# My best pic of Snorlax



## Rob&Beth (Aug 5, 2013)

I took this after he got tired out and became a monorail rat


----------



## Devyn (Oct 30, 2013)

He's quite handsome. Snorlax is a very fitting name!


----------



## rattiblue1 (Dec 25, 2013)

What a cutie


Sent from Petguide.com Free App


----------



## DustyRat (Jul 9, 2012)

Great picture. I would never get my girls to pose like that, lol. And his name is awesome!


----------



## Rob&Beth (Aug 5, 2013)

Thank you


----------



## nanashi7 (Jun 5, 2013)

His whiskers really complete the look.

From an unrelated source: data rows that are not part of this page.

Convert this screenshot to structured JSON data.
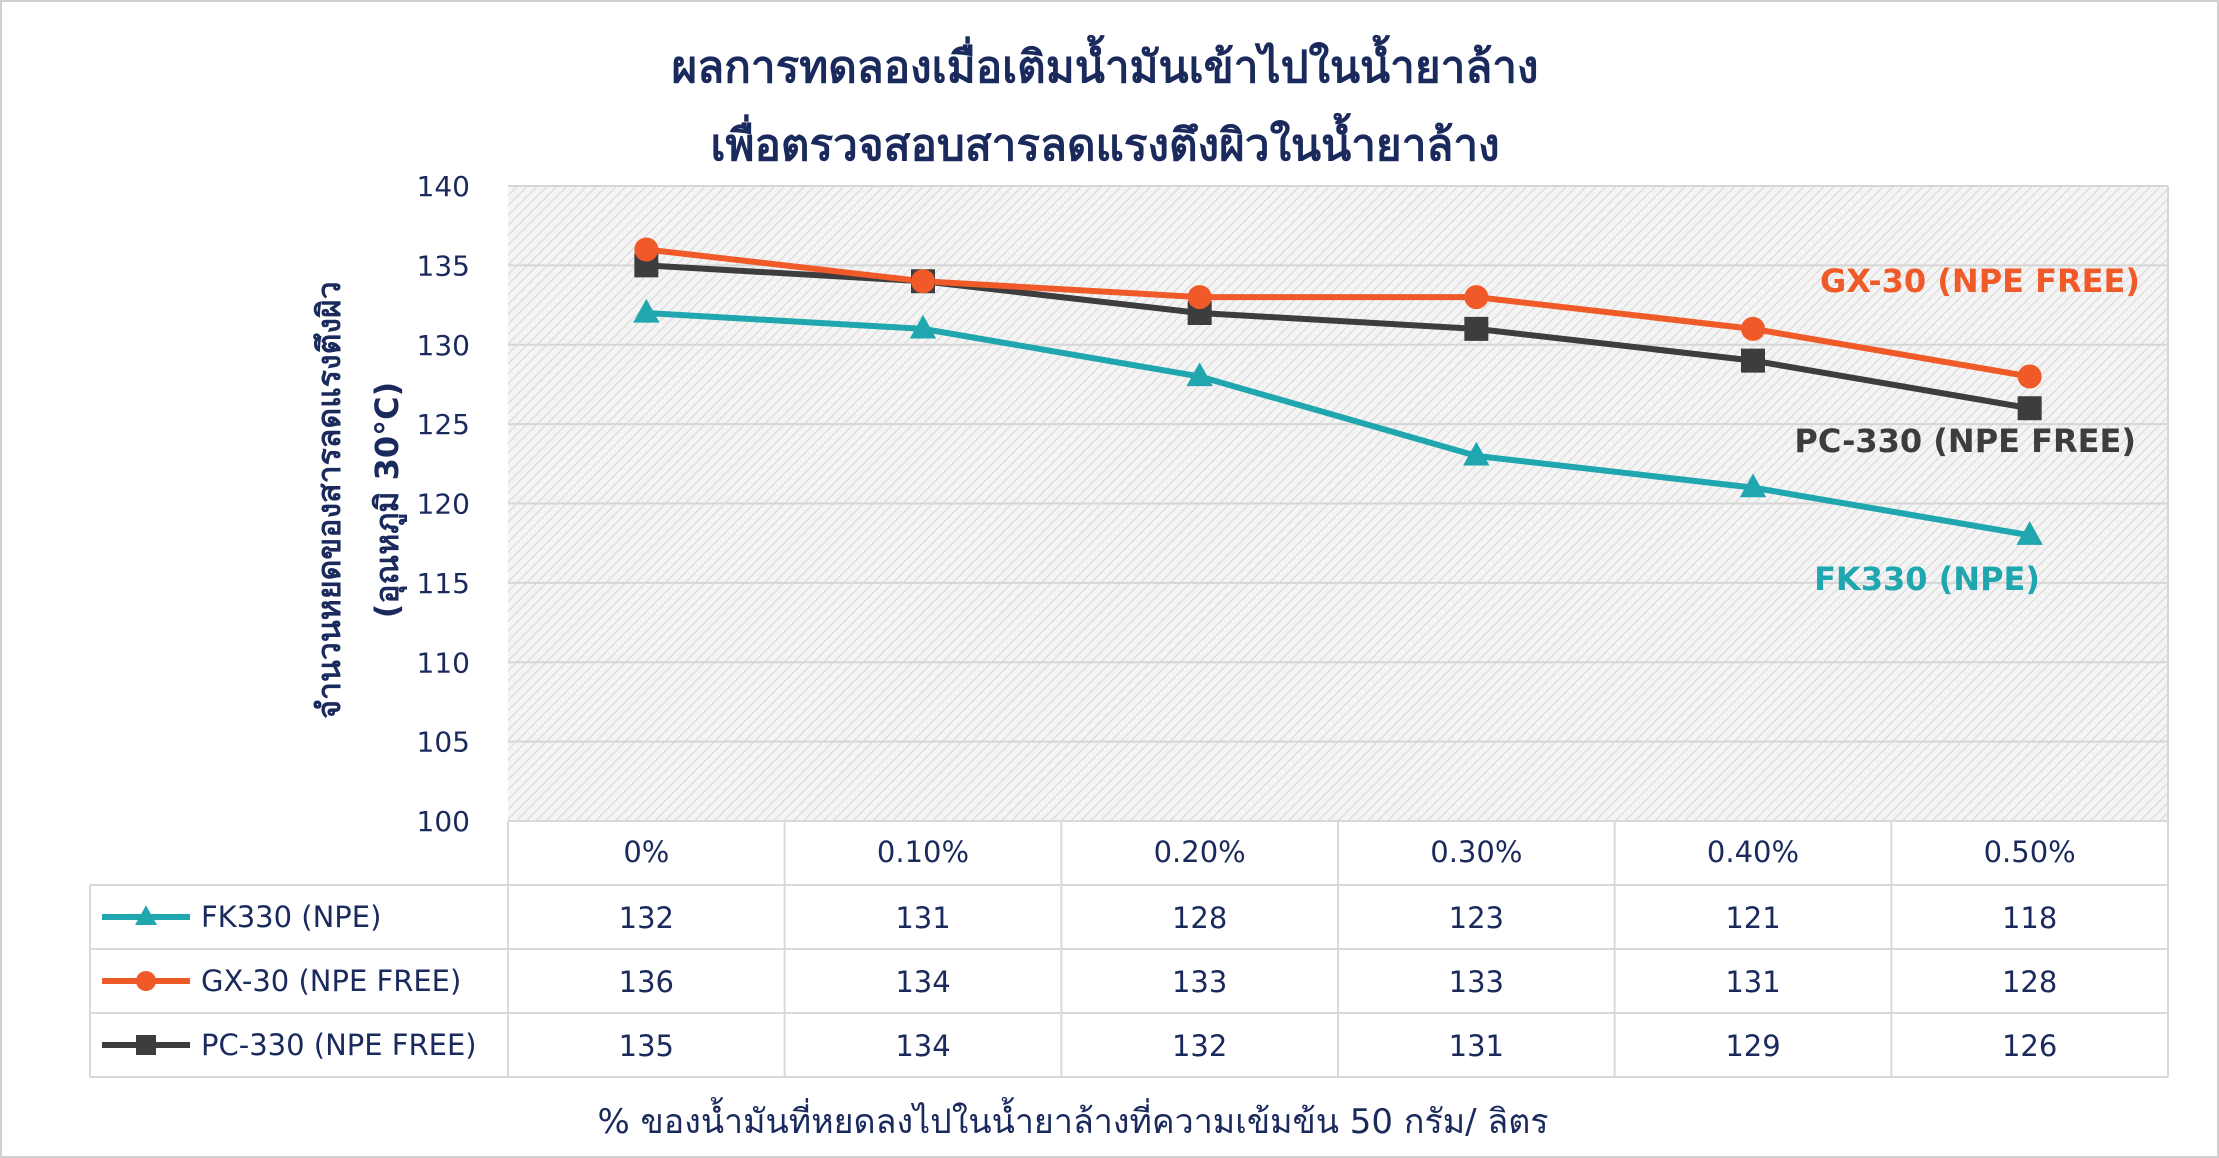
{
  "chart_data": {
    "type": "line",
    "title": [
      "ผลการทดลองเมื่อเติมน้ำมันเข้าไปในน้ำยาล้าง",
      "เพื่อตรวจสอบสารลดแรงตึงผิวในน้ำยาล้าง"
    ],
    "ylabel": [
      "จำนวนหยดของสารลดแรงตึงผิว",
      "(อุณหภูมิ 30°C)"
    ],
    "xlabel": "% ของน้ำมันที่หยดลงไปในน้ำยาล้างที่ความเข้มข้น 50 กรัม/ ลิตร",
    "categories": [
      "0%",
      "0.10%",
      "0.20%",
      "0.30%",
      "0.40%",
      "0.50%"
    ],
    "ylim": [
      100,
      140
    ],
    "yticks": [
      "100",
      "105",
      "110",
      "115",
      "120",
      "125",
      "130",
      "135",
      "140"
    ],
    "grid": true,
    "data_table": true,
    "series": [
      {
        "name": "FK330 (NPE)",
        "values": [
          132,
          131,
          128,
          123,
          121,
          118
        ],
        "color": "#20A6AE",
        "marker": "triangle"
      },
      {
        "name": "GX-30 (NPE FREE)",
        "values": [
          136,
          134,
          133,
          133,
          131,
          128
        ],
        "color": "#F05A28",
        "marker": "circle"
      },
      {
        "name": "PC-330 (NPE FREE)",
        "values": [
          135,
          134,
          132,
          131,
          129,
          126
        ],
        "color": "#3D3D3D",
        "marker": "square"
      }
    ],
    "annotations": [
      {
        "text": "GX-30 (NPE FREE)",
        "series": 1
      },
      {
        "text": "PC-330 (NPE FREE)",
        "series": 2
      },
      {
        "text": "FK330 (NPE)",
        "series": 0
      }
    ],
    "colors": {
      "title": "#1B2A5C",
      "axis_text": "#1B2A5C",
      "plot_background": "#F2F2F2",
      "hatch": "#DCDCDC",
      "table_border": "#D9D9D9"
    }
  }
}
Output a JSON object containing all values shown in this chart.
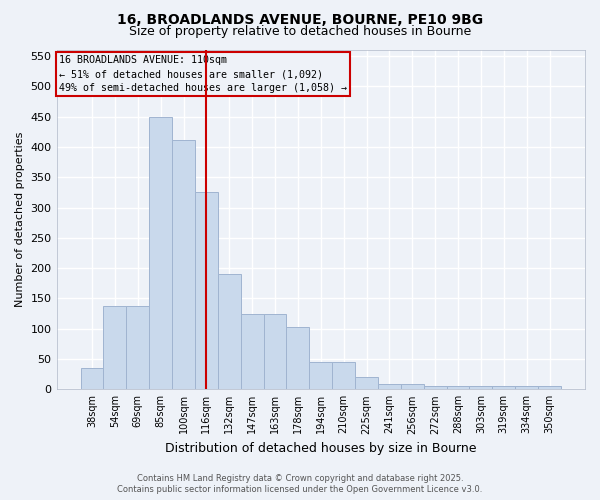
{
  "title_line1": "16, BROADLANDS AVENUE, BOURNE, PE10 9BG",
  "title_line2": "Size of property relative to detached houses in Bourne",
  "xlabel": "Distribution of detached houses by size in Bourne",
  "ylabel": "Number of detached properties",
  "categories": [
    "38sqm",
    "54sqm",
    "69sqm",
    "85sqm",
    "100sqm",
    "116sqm",
    "132sqm",
    "147sqm",
    "163sqm",
    "178sqm",
    "194sqm",
    "210sqm",
    "225sqm",
    "241sqm",
    "256sqm",
    "272sqm",
    "288sqm",
    "303sqm",
    "319sqm",
    "334sqm",
    "350sqm"
  ],
  "values": [
    35,
    137,
    137,
    450,
    411,
    325,
    190,
    125,
    125,
    103,
    45,
    45,
    20,
    9,
    9,
    5,
    5,
    5,
    5,
    5,
    5
  ],
  "bar_color": "#c9d9ec",
  "bar_edge_color": "#a0b4d0",
  "redline_x": 5.0,
  "ylim": [
    0,
    560
  ],
  "yticks": [
    0,
    50,
    100,
    150,
    200,
    250,
    300,
    350,
    400,
    450,
    500,
    550
  ],
  "annotation_title": "16 BROADLANDS AVENUE: 110sqm",
  "annotation_line2": "← 51% of detached houses are smaller (1,092)",
  "annotation_line3": "49% of semi-detached houses are larger (1,058) →",
  "footer_line1": "Contains HM Land Registry data © Crown copyright and database right 2025.",
  "footer_line2": "Contains public sector information licensed under the Open Government Licence v3.0.",
  "bg_color": "#eef2f8",
  "grid_color": "#ffffff"
}
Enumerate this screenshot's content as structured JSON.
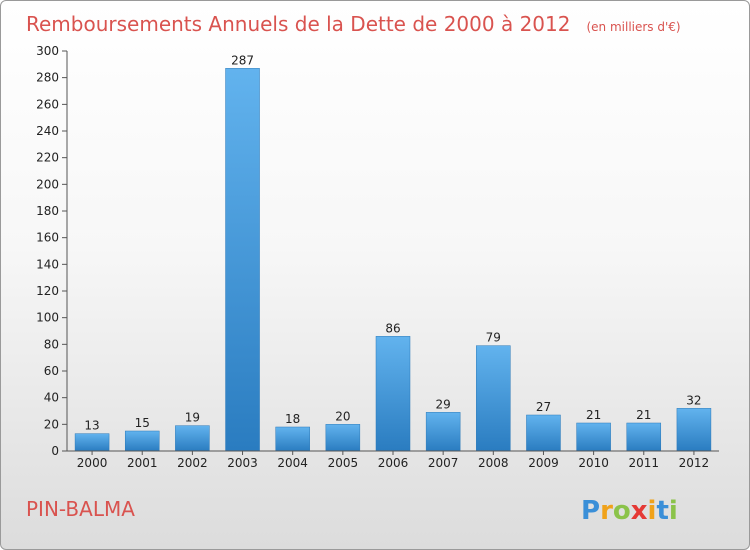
{
  "chart_data": {
    "type": "bar",
    "title": "Remboursements Annuels de la Dette de 2000 à 2012",
    "units": "(en milliers d'€)",
    "categories": [
      "2000",
      "2001",
      "2002",
      "2003",
      "2004",
      "2005",
      "2006",
      "2007",
      "2008",
      "2009",
      "2010",
      "2011",
      "2012"
    ],
    "values": [
      13,
      15,
      19,
      287,
      18,
      20,
      86,
      29,
      79,
      27,
      21,
      21,
      32
    ],
    "ylim": [
      0,
      300
    ],
    "yticks": [
      0,
      20,
      40,
      60,
      80,
      100,
      120,
      140,
      160,
      180,
      200,
      220,
      240,
      260,
      280,
      300
    ],
    "xlabel": "",
    "ylabel": "",
    "grid": false,
    "bar_color": "#3f97dc"
  },
  "place": "PIN-BALMA",
  "brand": {
    "letters": [
      "P",
      "r",
      "o",
      "x",
      "i",
      "t",
      "i"
    ],
    "colors": [
      "#3a8fd8",
      "#f0a21a",
      "#8bc34a",
      "#e53935",
      "#f0a21a",
      "#3a8fd8",
      "#8bc34a"
    ]
  }
}
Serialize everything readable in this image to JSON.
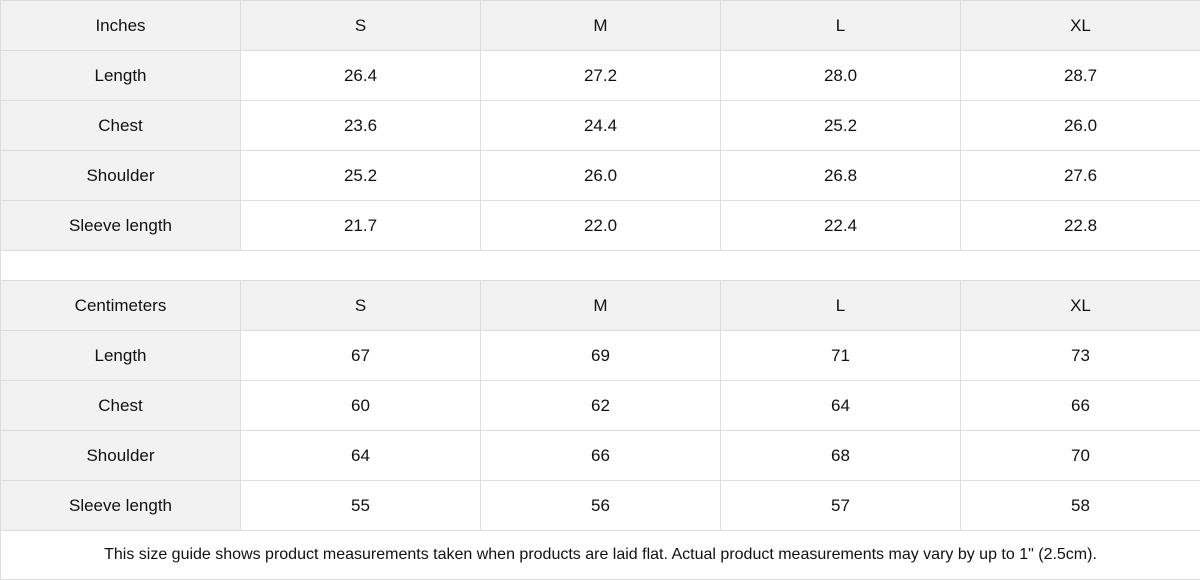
{
  "tables": [
    {
      "unit": "Inches",
      "sizes": [
        "S",
        "M",
        "L",
        "XL"
      ],
      "rows": [
        {
          "label": "Length",
          "values": [
            "26.4",
            "27.2",
            "28.0",
            "28.7"
          ]
        },
        {
          "label": "Chest",
          "values": [
            "23.6",
            "24.4",
            "25.2",
            "26.0"
          ]
        },
        {
          "label": "Shoulder",
          "values": [
            "25.2",
            "26.0",
            "26.8",
            "27.6"
          ]
        },
        {
          "label": "Sleeve length",
          "values": [
            "21.7",
            "22.0",
            "22.4",
            "22.8"
          ]
        }
      ]
    },
    {
      "unit": "Centimeters",
      "sizes": [
        "S",
        "M",
        "L",
        "XL"
      ],
      "rows": [
        {
          "label": "Length",
          "values": [
            "67",
            "69",
            "71",
            "73"
          ]
        },
        {
          "label": "Chest",
          "values": [
            "60",
            "62",
            "64",
            "66"
          ]
        },
        {
          "label": "Shoulder",
          "values": [
            "64",
            "66",
            "68",
            "70"
          ]
        },
        {
          "label": "Sleeve length",
          "values": [
            "55",
            "56",
            "57",
            "58"
          ]
        }
      ]
    }
  ],
  "note": "This size guide shows product measurements taken when products are laid flat.  Actual product measurements may vary by up to 1\" (2.5cm).",
  "colors": {
    "header_bg": "#f2f2f2",
    "border": "#dddddd"
  }
}
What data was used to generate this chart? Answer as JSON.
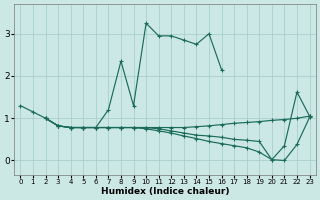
{
  "xlabel": "Humidex (Indice chaleur)",
  "xlim": [
    -0.5,
    23.5
  ],
  "ylim": [
    -0.35,
    3.7
  ],
  "yticks": [
    0,
    1,
    2,
    3
  ],
  "xticks": [
    0,
    1,
    2,
    3,
    4,
    5,
    6,
    7,
    8,
    9,
    10,
    11,
    12,
    13,
    14,
    15,
    16,
    17,
    18,
    19,
    20,
    21,
    22,
    23
  ],
  "background_color": "#cce8e5",
  "grid_color": "#aacfcc",
  "line_color": "#1a6b5a",
  "lines": [
    {
      "x": [
        0,
        1,
        2,
        3,
        4,
        5,
        6,
        7,
        8,
        9,
        10,
        11,
        12,
        13,
        14,
        15,
        16
      ],
      "y": [
        1.3,
        1.15,
        1.0,
        0.82,
        0.78,
        0.78,
        0.78,
        1.2,
        2.35,
        1.3,
        3.25,
        2.95,
        2.95,
        2.85,
        2.75,
        3.0,
        2.15
      ]
    },
    {
      "x": [
        2,
        3,
        4,
        5,
        6,
        7,
        8,
        9,
        10,
        11,
        12,
        13,
        14,
        15,
        16,
        17,
        18,
        19,
        20,
        21,
        22,
        23
      ],
      "y": [
        1.0,
        0.82,
        0.78,
        0.78,
        0.78,
        0.78,
        0.78,
        0.78,
        0.78,
        0.78,
        0.78,
        0.78,
        0.8,
        0.82,
        0.85,
        0.88,
        0.9,
        0.92,
        0.95,
        0.97,
        1.0,
        1.05
      ]
    },
    {
      "x": [
        2,
        3,
        4,
        5,
        6,
        7,
        8,
        9,
        10,
        11,
        12,
        13,
        14,
        15,
        16,
        17,
        18,
        19,
        20,
        21,
        22,
        23
      ],
      "y": [
        1.0,
        0.82,
        0.78,
        0.78,
        0.78,
        0.78,
        0.78,
        0.78,
        0.78,
        0.75,
        0.7,
        0.65,
        0.6,
        0.58,
        0.55,
        0.5,
        0.48,
        0.45,
        0.02,
        0.35,
        1.62,
        1.05
      ]
    },
    {
      "x": [
        2,
        3,
        4,
        5,
        6,
        7,
        8,
        9,
        10,
        11,
        12,
        13,
        14,
        15,
        16,
        17,
        18,
        19,
        20,
        21,
        22,
        23
      ],
      "y": [
        1.0,
        0.82,
        0.78,
        0.78,
        0.78,
        0.78,
        0.78,
        0.78,
        0.75,
        0.7,
        0.65,
        0.58,
        0.52,
        0.45,
        0.4,
        0.35,
        0.3,
        0.2,
        0.02,
        0.0,
        0.38,
        1.02
      ]
    }
  ]
}
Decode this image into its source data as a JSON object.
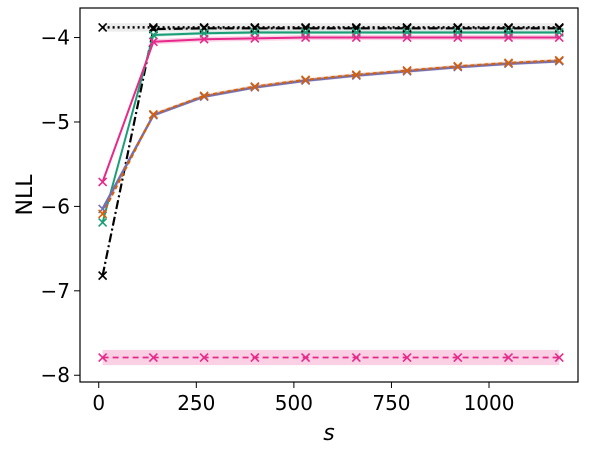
{
  "chart_data": {
    "type": "line",
    "title": "",
    "xlabel": "s",
    "ylabel": "NLL",
    "xlim": [
      -48,
      1228
    ],
    "ylim": [
      -8.08,
      -3.65
    ],
    "xticks": [
      0,
      250,
      500,
      750,
      1000
    ],
    "xtick_labels": [
      "0",
      "250",
      "500",
      "750",
      "1000"
    ],
    "yticks": [
      -8,
      -7,
      -6,
      -5,
      -4
    ],
    "ytick_labels": [
      "−8",
      "−7",
      "−6",
      "−5",
      "−4"
    ],
    "grid": false,
    "x": [
      10,
      140,
      270,
      400,
      530,
      660,
      790,
      920,
      1050,
      1180
    ],
    "series": [
      {
        "color": "#000000",
        "dash": "2,3",
        "width": 2.5,
        "marker": "x",
        "band": 0.05,
        "band_color": "#aaaaaa",
        "values": [
          -3.88,
          -3.88,
          -3.88,
          -3.88,
          -3.88,
          -3.88,
          -3.88,
          -3.88,
          -3.88,
          -3.88
        ]
      },
      {
        "color": "#000000",
        "dash": "9,3,2,3",
        "width": 2.2,
        "marker": "x",
        "band": 0.02,
        "band_color": "#aaaaaa",
        "values": [
          -6.82,
          -3.9,
          -3.89,
          -3.89,
          -3.89,
          -3.89,
          -3.89,
          -3.89,
          -3.89,
          -3.89
        ]
      },
      {
        "color": "#1b9e77",
        "dash": "",
        "width": 2,
        "marker": "x",
        "band": 0.02,
        "band_color": "#1b9e77",
        "values": [
          -6.19,
          -3.97,
          -3.95,
          -3.94,
          -3.94,
          -3.94,
          -3.94,
          -3.94,
          -3.94,
          -3.94
        ]
      },
      {
        "color": "#e7298a",
        "dash": "",
        "width": 2,
        "marker": "x",
        "band": 0.03,
        "band_color": "#e7298a",
        "values": [
          -5.71,
          -4.05,
          -4.02,
          -4.01,
          -4.0,
          -4.0,
          -4.0,
          -4.0,
          -4.0,
          -4.0
        ]
      },
      {
        "color": "#7570b3",
        "dash": "",
        "width": 2.5,
        "marker": "x",
        "band": 0.02,
        "band_color": "#7570b3",
        "values": [
          -6.03,
          -4.92,
          -4.7,
          -4.59,
          -4.51,
          -4.45,
          -4.4,
          -4.35,
          -4.31,
          -4.28
        ]
      },
      {
        "color": "#d95f02",
        "dash": "4,3",
        "width": 2,
        "marker": "x",
        "band": 0.02,
        "band_color": "#d95f02",
        "values": [
          -6.09,
          -4.91,
          -4.69,
          -4.58,
          -4.5,
          -4.44,
          -4.39,
          -4.34,
          -4.3,
          -4.27
        ]
      },
      {
        "color": "#e7298a",
        "dash": "6,4",
        "width": 1.8,
        "marker": "x",
        "band": 0.09,
        "band_color": "#e7298a",
        "values": [
          -7.79,
          -7.79,
          -7.79,
          -7.79,
          -7.79,
          -7.79,
          -7.79,
          -7.79,
          -7.79,
          -7.79
        ]
      }
    ]
  }
}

Makes me think of cable cars.


----------



## lindzmichelle (Jan 2, 2014)

hahaha this is so cute!


----------



## lalalauren (Jul 3, 2013)

"Monorail rat", that's so cute  I call it "flat rat" and my boyfriend calls it "furry slug" 


Sent from Petguide.com Free App


----------



## arigrace (Jan 10, 2014)

lalalauren said:


> "Monorail rat", that's so cute  I call it "flat rat" and my boyfriend calls it "furry slug"
> 
> 
> Sent from Petguide.com Free App


"furry slug" hahaha! That's adorable!


----------